|Posted by Jonathan Leithold-Patt on October 9, 2014 at 12:10 AM|
GONE GIRL ***1/2
IDEA: Nick Dunne returns home on his anniversary to find his wife mysteriously missing, commencing a police investigation and a media circus that implicate him in her murder.
BLURB: Gone Girl is a deliriously trashy psychological thriller with lacerating sociological implications, a funhouse mirror whose distortions endeavor to cut right through reality. In other words, it’s satire, but a particularly smart and deceptive one: Fincher and Flynn have effectively turned the framework for a B-grade pulp story into the fulcrum upon which layers of irony and social commentary pivot. Their often abrasive employment of tropes, their alternate reveling in and upending of gender stereotypes, and their increasing unraveling of narrative logic, in which credulity is forcefully and unapologetically strained, serve the dual purposes of galvanizing audiences’ attentions and making them vividly cognizant of the representations – in the media or otherwise – they are so ready to accept and reinforce.

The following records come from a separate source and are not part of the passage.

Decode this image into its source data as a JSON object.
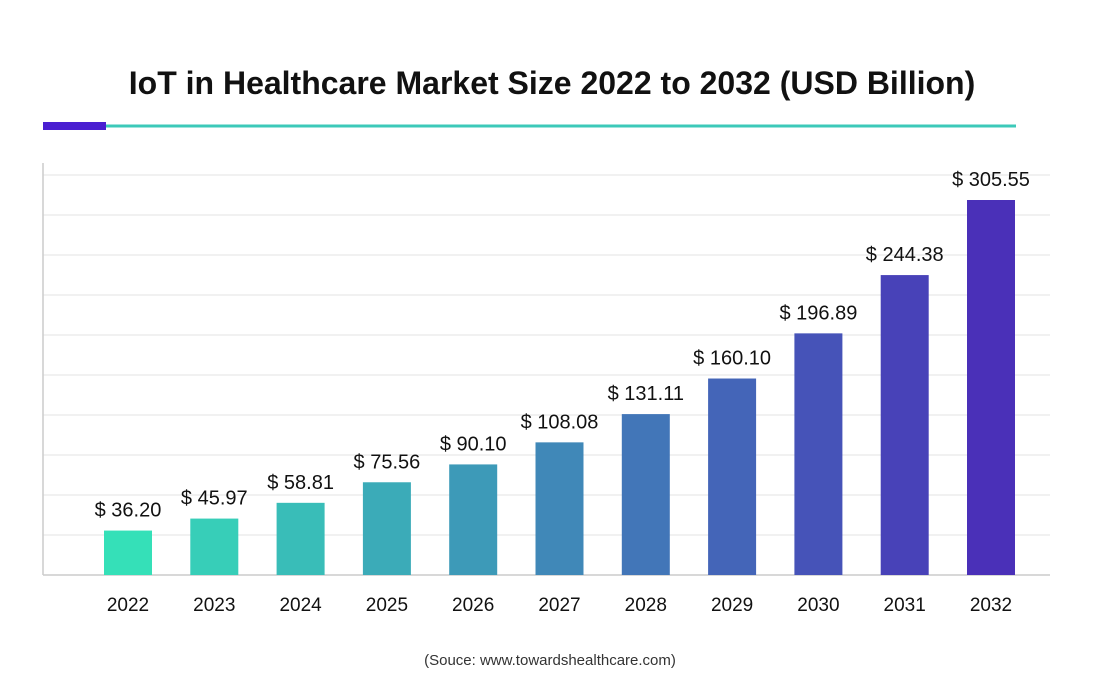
{
  "colors": {
    "accent_dark": "#4a1fd1",
    "accent_line": "#3cc9b9",
    "grid": "#e3e3e3",
    "axis": "#cccccc",
    "bar_start": "#35e0b8",
    "bar_end": "#4a30b8"
  },
  "chart_data": {
    "type": "bar",
    "title": "IoT in Healthcare Market Size 2022 to 2032 (USD Billion)",
    "xlabel": "",
    "ylabel": "",
    "categories": [
      "2022",
      "2023",
      "2024",
      "2025",
      "2026",
      "2027",
      "2028",
      "2029",
      "2030",
      "2031",
      "2032"
    ],
    "values": [
      36.2,
      45.97,
      58.81,
      75.56,
      90.1,
      108.08,
      131.11,
      160.1,
      196.89,
      244.38,
      305.55
    ],
    "value_labels": [
      "$ 36.20",
      "$ 45.97",
      "$ 58.81",
      "$ 75.56",
      "$ 90.10",
      "$ 108.08",
      "$ 131.11",
      "$ 160.10",
      "$ 196.89",
      "$ 244.38",
      "$ 305.55"
    ],
    "ylim": [
      0,
      330
    ],
    "grid": true,
    "legend": "none",
    "source": "(Souce: www.towardshealthcare.com)"
  }
}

Despite its slight bloat and disappointing lack of visual ideas, Gone Girl is absolutely ripe with subtext, a sneakily self-aware examination of false appearances and culturally perpetuated representations that is constantly presenting itself one way and then defying itself the next. How we react to it corresponds with what it says about us, as a society seemingly always posing questions and absorbing images, but rarely actually seeing.